Saat ini, pedang di tangan Su Li berasal dari bengkel di kota kecil di bawah Gunung Li. Itu secara pribadi ditempa oleh pandai besi yang tidak dikenal di bengkel, Luo Dagen, setelah menghabiskan beberapa perak dan setengah hari. Itu sudah bersamanya selama lebih dari dua puluh tahun. Dengan pedang panjang biasa yang tidak bisa dianggap sebagai senjata ilahi tidak peduli bagaimana melihatnya, dia tetap sebagai orang terkuat di jalur pedang di dunia. Di depan pedang, mereka yang memblokirnya dengan mudah terbelah. Tepat sebelumnya, itu baru saja membunuh Jenderal Iblis.
Juga karena pedangnya yang biasa, ide untuk kembali ke bentuk pedang yang paling sederhana sudah umum dipraktikkan di Sekte Pedang Gunung Li. Tujuh Hukum Negara Bagian Ilahi dan murid-murid muda lainnya mengagumi paman bela diri junior, semuanya mencoba menirunya. Qiushan Jun memiliki Pedang Skala Naga yang sangat terkenal, namun ketika dia melintasi benua, atau bahkan selama pertempuran di mana dia berjuang untuk kunci Taman Zhou melawan para ahli iblis, dia hanya bersedia menggunakan pedang biasa. Pedang itu juga berasal dari kota kecil di bawah Gunung Li, juga berasal dari bengkel yang sama dan juga dibeli dengan beberapa perak. Guan Feibai juga seperti itu. Namun, itu tidak mempengaruhi status Qiushan Jun dan Guan Feibai di antara para ahli dari generasi muda. Mereka membawa pedang baja biasa,
“Beberapa orang bodoh mungkin tidak akan mengerti ini.” Jubah Hitam dengan lembut menyeka kepingan salju di piring persegi. Dia menatap Su Li dengan tenang dan berkata, “Tapi aku mengerti bahwa selama kamu tidak menemukan pedang itu, semua pedang adalah sama untukmu, tidak peduli apakah itu Killing Autumn dari Scholartree Manor atau pedang inferior dari bengkel itu. .”

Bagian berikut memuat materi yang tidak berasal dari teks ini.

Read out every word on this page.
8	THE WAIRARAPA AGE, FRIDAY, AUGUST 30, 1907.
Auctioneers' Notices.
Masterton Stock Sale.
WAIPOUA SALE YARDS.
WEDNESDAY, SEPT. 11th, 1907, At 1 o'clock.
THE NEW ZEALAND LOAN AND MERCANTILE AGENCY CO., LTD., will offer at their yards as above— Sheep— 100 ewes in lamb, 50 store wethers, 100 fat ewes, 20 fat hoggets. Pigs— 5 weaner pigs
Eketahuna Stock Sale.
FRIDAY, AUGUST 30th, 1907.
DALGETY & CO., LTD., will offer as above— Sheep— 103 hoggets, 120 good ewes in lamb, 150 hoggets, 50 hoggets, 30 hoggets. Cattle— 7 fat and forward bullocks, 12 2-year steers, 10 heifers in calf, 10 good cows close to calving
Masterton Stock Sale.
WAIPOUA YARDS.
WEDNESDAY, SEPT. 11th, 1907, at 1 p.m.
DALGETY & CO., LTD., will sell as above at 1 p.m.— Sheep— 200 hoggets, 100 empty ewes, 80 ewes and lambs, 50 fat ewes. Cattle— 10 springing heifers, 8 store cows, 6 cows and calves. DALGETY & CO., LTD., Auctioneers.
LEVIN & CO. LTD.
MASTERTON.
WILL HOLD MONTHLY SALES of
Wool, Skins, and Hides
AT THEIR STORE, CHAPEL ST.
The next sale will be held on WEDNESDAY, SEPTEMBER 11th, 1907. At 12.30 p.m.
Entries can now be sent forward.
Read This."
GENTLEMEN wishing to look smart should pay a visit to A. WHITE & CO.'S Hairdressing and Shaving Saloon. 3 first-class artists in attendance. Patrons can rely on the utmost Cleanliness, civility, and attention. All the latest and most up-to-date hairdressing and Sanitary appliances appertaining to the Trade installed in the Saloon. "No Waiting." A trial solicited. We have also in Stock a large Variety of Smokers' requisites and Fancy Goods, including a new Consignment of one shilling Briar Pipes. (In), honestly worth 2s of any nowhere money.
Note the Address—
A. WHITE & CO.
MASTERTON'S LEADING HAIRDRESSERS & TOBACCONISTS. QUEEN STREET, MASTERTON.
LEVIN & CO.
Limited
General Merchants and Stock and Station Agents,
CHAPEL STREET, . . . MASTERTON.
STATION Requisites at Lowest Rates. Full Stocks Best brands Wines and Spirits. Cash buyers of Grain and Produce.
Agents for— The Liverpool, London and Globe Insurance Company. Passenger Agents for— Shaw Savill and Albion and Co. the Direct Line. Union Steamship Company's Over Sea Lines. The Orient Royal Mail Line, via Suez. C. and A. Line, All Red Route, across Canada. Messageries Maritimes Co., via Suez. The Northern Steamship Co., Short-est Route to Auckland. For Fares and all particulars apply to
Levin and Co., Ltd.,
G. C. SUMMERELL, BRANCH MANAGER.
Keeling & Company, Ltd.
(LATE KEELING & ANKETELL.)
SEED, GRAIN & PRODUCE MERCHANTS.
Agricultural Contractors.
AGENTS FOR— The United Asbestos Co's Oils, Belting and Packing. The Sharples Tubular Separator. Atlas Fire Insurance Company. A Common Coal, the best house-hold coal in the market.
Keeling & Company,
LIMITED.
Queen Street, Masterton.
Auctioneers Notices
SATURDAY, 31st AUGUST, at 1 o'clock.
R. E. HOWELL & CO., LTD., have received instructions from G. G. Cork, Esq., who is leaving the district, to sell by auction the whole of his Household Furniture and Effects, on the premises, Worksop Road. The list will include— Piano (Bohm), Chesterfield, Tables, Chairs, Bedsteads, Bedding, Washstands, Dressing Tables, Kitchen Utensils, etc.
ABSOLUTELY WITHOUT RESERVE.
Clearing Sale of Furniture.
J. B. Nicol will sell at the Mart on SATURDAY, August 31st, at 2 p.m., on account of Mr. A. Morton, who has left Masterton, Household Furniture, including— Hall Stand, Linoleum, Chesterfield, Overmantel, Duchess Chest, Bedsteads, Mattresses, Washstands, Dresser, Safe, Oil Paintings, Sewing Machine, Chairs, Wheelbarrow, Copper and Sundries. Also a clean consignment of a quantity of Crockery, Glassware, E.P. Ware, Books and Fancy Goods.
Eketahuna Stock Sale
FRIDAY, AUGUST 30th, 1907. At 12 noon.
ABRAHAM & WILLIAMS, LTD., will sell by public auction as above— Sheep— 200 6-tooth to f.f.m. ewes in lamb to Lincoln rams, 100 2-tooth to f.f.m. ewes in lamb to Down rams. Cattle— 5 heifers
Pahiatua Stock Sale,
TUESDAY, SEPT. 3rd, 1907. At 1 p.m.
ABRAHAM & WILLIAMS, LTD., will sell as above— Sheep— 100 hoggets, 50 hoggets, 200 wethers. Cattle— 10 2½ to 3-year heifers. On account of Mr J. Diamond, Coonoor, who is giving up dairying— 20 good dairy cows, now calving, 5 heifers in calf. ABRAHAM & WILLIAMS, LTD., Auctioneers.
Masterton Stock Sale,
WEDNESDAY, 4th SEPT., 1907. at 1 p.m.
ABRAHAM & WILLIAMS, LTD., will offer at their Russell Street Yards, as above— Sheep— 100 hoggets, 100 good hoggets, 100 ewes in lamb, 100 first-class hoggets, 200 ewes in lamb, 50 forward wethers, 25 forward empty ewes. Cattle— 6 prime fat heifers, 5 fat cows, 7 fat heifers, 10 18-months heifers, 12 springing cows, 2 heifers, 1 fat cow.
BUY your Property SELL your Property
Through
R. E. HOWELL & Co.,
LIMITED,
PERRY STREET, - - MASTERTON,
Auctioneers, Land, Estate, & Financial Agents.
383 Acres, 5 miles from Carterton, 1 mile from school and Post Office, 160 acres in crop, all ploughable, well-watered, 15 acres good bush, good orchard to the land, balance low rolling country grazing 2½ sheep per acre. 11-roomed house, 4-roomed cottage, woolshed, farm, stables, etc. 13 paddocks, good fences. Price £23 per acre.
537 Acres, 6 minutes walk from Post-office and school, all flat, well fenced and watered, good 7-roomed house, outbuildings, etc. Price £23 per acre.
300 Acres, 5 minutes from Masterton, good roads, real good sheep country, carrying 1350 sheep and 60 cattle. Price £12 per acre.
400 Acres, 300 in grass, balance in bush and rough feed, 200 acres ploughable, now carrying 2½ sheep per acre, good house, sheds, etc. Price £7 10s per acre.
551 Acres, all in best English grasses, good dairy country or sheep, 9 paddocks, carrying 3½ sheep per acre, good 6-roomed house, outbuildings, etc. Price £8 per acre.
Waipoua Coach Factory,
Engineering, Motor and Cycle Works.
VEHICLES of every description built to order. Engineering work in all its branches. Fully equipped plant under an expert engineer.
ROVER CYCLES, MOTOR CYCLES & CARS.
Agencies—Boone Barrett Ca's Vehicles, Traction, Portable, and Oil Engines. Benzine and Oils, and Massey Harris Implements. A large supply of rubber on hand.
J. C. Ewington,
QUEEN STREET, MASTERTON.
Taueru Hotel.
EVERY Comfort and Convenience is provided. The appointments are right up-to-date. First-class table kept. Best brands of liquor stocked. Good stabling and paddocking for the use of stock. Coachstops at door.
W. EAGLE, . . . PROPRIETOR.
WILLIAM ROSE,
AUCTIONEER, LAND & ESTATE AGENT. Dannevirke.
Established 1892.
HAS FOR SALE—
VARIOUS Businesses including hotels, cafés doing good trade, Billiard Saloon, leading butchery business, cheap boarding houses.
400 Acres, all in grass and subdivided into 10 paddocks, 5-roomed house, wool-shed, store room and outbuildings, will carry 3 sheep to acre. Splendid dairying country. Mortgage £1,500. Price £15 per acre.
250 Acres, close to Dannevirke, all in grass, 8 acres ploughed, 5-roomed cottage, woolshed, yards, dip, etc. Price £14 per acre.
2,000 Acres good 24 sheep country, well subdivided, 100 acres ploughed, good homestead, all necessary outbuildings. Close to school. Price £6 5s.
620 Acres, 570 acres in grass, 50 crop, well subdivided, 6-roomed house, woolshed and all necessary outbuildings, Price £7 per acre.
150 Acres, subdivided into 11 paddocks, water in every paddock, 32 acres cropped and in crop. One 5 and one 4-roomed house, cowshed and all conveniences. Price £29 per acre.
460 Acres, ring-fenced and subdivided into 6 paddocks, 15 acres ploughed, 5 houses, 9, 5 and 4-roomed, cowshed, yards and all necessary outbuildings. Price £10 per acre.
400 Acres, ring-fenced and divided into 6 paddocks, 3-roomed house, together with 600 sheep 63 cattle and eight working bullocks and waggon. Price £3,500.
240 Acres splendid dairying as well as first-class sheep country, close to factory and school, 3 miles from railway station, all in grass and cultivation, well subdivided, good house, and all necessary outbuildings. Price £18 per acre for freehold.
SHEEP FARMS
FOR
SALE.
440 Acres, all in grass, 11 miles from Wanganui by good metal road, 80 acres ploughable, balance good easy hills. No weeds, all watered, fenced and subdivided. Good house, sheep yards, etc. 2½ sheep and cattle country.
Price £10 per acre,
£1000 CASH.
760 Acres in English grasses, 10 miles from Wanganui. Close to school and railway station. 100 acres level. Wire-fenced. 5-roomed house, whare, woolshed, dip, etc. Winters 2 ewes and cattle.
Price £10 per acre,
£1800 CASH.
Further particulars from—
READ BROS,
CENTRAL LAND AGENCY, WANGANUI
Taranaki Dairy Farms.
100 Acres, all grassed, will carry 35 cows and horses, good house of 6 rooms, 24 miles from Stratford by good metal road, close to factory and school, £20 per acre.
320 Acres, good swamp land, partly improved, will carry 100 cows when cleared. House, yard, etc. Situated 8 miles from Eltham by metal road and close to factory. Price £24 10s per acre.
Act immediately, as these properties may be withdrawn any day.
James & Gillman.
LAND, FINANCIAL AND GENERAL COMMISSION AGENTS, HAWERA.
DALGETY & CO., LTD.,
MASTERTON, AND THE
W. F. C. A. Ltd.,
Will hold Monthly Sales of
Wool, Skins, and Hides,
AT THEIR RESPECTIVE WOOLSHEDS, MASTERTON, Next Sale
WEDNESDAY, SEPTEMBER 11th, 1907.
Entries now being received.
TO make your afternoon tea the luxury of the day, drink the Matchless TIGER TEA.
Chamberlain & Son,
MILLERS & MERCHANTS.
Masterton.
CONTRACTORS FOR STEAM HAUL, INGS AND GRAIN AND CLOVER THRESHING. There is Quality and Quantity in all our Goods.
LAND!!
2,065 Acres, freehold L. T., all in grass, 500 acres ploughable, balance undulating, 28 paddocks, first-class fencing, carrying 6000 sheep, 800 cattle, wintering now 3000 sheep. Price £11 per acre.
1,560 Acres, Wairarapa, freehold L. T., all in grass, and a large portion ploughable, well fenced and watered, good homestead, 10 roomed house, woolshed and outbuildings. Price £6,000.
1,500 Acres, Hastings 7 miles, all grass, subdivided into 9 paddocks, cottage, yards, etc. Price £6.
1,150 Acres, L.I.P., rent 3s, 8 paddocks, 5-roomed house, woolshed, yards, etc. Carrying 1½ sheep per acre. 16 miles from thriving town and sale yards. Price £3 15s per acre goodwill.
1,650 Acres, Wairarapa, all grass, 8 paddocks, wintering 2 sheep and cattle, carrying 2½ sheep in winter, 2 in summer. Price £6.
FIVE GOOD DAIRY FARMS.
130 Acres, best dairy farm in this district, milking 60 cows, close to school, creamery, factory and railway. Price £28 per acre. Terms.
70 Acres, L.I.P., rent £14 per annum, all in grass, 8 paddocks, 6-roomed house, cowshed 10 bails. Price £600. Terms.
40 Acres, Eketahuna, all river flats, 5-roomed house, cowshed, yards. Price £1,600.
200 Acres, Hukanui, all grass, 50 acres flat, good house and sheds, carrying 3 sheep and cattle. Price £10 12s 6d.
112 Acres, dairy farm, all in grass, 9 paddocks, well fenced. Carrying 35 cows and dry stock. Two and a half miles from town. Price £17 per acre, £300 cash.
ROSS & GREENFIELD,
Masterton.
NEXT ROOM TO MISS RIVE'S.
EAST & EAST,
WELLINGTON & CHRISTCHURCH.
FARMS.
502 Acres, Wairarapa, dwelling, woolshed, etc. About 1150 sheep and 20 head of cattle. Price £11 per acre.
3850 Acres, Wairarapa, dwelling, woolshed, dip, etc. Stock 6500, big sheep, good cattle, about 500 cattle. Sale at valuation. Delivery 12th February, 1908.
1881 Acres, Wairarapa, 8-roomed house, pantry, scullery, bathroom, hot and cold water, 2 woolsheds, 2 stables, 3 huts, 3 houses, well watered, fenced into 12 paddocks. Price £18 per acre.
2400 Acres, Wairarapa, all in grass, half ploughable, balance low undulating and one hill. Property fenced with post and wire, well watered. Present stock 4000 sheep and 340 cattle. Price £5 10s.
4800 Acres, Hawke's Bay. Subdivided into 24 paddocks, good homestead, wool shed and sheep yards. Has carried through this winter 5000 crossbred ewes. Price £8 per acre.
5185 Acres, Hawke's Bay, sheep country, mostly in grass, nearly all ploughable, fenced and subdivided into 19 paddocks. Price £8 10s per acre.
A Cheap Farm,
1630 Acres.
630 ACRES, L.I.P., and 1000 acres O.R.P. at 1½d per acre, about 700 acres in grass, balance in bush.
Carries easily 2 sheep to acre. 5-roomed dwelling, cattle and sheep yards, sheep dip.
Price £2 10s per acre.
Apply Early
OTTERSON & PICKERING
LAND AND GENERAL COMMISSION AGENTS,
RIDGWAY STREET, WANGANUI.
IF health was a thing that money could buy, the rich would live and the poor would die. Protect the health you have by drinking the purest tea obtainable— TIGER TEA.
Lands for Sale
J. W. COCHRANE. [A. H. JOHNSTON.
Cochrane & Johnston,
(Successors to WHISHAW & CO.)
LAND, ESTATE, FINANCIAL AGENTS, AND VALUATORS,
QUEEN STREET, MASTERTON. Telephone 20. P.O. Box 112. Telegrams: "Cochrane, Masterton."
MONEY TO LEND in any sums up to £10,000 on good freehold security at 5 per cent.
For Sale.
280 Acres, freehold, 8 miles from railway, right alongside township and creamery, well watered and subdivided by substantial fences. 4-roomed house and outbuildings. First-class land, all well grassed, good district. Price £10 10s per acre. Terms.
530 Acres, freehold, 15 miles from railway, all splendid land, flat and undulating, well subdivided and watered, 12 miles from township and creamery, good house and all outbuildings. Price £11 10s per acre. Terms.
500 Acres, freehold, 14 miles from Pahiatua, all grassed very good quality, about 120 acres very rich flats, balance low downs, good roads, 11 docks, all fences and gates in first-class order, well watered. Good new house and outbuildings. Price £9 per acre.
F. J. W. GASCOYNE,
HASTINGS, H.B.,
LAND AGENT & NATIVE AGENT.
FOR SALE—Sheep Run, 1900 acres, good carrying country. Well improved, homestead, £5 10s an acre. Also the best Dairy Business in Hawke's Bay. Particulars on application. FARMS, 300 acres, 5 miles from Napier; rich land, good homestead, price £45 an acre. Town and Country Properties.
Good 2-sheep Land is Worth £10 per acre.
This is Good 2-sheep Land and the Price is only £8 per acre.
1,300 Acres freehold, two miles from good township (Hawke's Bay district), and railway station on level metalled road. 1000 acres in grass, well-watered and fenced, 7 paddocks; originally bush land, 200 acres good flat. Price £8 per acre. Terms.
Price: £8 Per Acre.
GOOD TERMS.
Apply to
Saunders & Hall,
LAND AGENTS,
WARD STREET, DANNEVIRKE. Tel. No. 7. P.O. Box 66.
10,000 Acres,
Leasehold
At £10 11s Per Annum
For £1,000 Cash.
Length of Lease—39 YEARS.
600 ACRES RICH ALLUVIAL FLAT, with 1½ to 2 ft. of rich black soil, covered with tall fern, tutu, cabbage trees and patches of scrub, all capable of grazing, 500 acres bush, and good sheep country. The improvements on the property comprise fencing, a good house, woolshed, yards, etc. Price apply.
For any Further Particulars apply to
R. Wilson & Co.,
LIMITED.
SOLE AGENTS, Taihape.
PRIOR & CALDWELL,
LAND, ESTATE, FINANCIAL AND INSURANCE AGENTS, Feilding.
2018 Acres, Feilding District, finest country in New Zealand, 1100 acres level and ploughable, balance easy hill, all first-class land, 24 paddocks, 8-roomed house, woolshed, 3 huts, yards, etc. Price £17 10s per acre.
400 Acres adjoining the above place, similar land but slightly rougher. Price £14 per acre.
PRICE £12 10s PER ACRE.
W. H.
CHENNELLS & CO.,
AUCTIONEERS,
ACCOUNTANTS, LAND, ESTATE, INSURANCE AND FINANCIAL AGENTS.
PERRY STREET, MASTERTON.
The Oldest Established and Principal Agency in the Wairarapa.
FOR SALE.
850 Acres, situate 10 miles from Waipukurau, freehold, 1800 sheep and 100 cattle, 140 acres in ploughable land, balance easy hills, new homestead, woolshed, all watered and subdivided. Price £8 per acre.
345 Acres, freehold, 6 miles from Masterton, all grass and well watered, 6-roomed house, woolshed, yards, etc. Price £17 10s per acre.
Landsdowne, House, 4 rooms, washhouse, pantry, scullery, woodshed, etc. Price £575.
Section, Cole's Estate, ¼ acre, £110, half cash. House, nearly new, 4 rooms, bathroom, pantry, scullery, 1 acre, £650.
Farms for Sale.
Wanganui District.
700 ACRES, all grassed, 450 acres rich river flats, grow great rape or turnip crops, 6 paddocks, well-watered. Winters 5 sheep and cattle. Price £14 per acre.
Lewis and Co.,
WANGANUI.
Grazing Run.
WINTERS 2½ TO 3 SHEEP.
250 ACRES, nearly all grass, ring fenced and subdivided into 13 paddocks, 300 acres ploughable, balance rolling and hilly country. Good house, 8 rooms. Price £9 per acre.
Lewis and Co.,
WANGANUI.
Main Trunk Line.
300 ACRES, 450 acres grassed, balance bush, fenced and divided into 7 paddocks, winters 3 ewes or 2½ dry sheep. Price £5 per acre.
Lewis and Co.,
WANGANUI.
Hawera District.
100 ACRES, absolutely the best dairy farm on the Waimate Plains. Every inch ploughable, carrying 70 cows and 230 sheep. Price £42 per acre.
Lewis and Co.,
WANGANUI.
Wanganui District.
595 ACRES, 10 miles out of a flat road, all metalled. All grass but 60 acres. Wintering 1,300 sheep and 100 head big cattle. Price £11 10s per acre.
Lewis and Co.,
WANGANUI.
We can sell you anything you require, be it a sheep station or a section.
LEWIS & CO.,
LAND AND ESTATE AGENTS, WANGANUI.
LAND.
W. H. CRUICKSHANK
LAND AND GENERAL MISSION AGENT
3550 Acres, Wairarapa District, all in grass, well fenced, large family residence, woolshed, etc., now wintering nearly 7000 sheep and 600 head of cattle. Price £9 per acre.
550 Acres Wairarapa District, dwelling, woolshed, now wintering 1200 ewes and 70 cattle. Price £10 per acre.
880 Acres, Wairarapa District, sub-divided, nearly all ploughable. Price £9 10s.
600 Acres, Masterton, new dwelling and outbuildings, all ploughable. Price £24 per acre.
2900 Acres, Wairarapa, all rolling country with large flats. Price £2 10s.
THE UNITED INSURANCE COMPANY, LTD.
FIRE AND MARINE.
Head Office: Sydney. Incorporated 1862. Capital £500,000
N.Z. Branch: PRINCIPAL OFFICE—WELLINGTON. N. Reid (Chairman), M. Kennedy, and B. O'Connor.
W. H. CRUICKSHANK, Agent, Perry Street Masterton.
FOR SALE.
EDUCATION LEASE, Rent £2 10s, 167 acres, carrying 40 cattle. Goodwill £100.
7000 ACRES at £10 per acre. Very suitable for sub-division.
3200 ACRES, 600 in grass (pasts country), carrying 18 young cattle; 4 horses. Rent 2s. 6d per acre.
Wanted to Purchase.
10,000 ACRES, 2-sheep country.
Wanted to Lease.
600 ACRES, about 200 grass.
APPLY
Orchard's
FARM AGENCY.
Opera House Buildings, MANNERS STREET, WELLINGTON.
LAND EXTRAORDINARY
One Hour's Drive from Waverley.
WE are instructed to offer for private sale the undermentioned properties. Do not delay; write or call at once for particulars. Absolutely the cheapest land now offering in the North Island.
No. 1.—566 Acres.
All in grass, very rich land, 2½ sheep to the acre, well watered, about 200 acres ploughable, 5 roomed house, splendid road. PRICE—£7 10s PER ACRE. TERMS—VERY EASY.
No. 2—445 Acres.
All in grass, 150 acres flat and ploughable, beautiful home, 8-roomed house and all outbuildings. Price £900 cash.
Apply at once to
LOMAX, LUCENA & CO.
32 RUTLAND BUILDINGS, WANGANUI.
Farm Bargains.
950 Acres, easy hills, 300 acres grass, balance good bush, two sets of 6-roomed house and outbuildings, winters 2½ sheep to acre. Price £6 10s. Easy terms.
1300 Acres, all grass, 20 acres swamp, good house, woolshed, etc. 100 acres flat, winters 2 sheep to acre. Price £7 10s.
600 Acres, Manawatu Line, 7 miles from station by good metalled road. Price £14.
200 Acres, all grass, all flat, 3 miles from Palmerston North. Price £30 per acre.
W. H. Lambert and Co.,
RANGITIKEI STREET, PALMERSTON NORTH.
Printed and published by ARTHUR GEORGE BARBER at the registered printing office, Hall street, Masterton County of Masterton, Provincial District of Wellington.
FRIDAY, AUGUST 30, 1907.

“Ya.” Su Li terdiam beberapa saat, lalu berkata, “Aku memang kekurangan pedang. Aku selalu mencari pedang itu.”
Bertahun-tahun yang lalu, ketika dia dibawa ke Gunung Li oleh tuannya dari kota kelahirannya, dia berjalan melalui jalur pegunungan yang panjangnya beberapa lusin li dan memasuki sekte tersebut. Dia menjadi murid sekte dalam di Sekte Pedang Gunung Li, dan menggunakan waktu yang sangat singkat untuk memahami rahasia Gaya Pedang Gunung Li. Bakatnya di jalur pedang perlahan terungkap, dan dia mendapatkan cinta dari para seniornya dan kekaguman dari para juniornya. Namun, dia tidak pernah memiliki pedangnya sendiri.
Ketika mereka membagikan pedang di aula pedang Red Rock Peak, dia tidak memilih. Ketika dia berlatih setiap hari dan ketika dia sparring dengan seniornya, dia selalu menggunakan pedang kayu. Ketika seniornya bertanya mengapa dia tidak mau memilih pedang, dia mengatakan bahwa dia tidak suka pedang di aula pedang. Sebenarnya, di dalam hatinya, selalu ada perasaan bahwa pedang itu juga tidak menyukainya, dan menghindarinya.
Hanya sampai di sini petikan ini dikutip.